Prima c’è il fulmine
Poi c’è l’allarme
Se piove bevi
Estate povera

Estate povera dei Ministri è la canzone ufficiale di ogni agosto passato in città. La canzone di quando presidi i quartieri deserti e le serrande abbassate, eroe senza gloria né danari, nemmeno un grazie per questo. La canzone di quando sai a memoria i periodi di ferie dei bar del quartiere, gli orari ridotti del supermercato, la programmazione dei cinema all’aperto. La canzone di quando chiami persone che in tempi normali non sentiresti mai, perché nessuno vuole restare solo. Poi tutti tornano e magicamente il senso di fratellanza svanisce, perché quando le persone sono troppe non ti servono più. 

Solo una cosa ti sfugge: oggi è domenica o lunedì? Se non distingui il festivo dal feriale vuol dire che sei in ferie, anche se non in vacanza. Non vuoi certo essere da meno degli amici in villeggiatura, e allora aguzzi l’ingegno e diventi un fine stratega della gita di provincia. Basta sforzare un poco il cervello e li trovi, sì che li trovi, quei posti “alternativi” a kilometri (quasi) zero e a euro (quasi) zero dove provare tutti i topoi dell’essere in vacanza: fare il bagno, fare nulla, postare foto sui social per esibire un intelligente benessere – a un solo gradino sotto quelli che stanno veramente bene, e che per questo non postano nulla. 

Insieme a Estate povera, i Ministri avevano pubblicato sul loro blog un articolo su quattro estati povere nella zona di Milano. Mete alternative, dignitose e preferibilmente misconosciute, di solito in cui farsi un bagno, a poca distanza dalla metropoli. Ha forse anticipato un piccolo filone di articoli, pubblicati ciclicamente da siti generalisti, sui luoghi poco conosciuti incredibilmente vicini alla città dove possiamo sentirci in vacanza. È uno degli ultimi post del blog dei Ministri, che ho seguito assiduamente, ma è disabitato dal 2015 perché adesso se uno vuole scrivere qualcosa lo scrive sui social. (A parte quelli che stanno veramente bene, e che per questo non postano nulla.)
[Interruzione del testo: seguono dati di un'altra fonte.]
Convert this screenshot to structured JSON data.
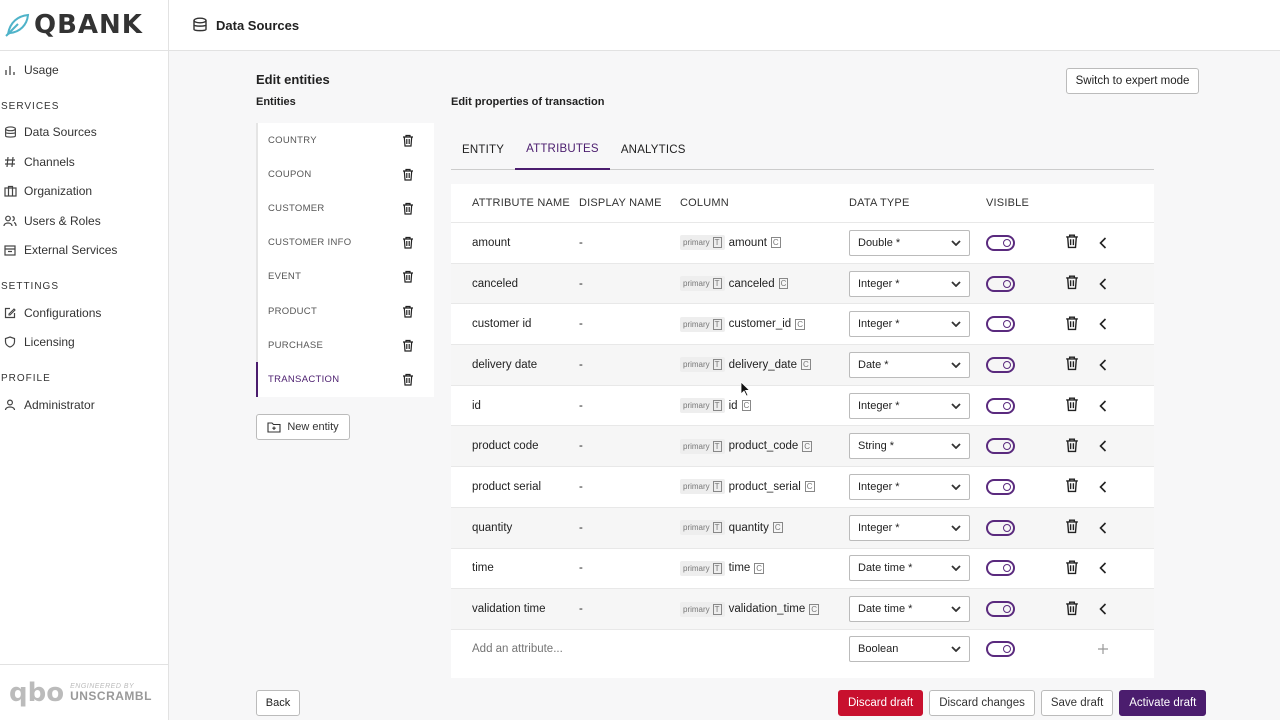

In quattro anni i tempi sono cambiati e nessuno scriverebbe di un’estate povera, perché oggi la tendenza è di mostrarsi brillanti e sempre al top. Abbiamo abolito la povertà, nelle canzoni. I ritornelli che ci piacciono sono quelli che descrivono chi vorremmo essere, e non chi siamo. I toni dimessi portano risultati dimessi. Invece noi vogliamo pieni poteri.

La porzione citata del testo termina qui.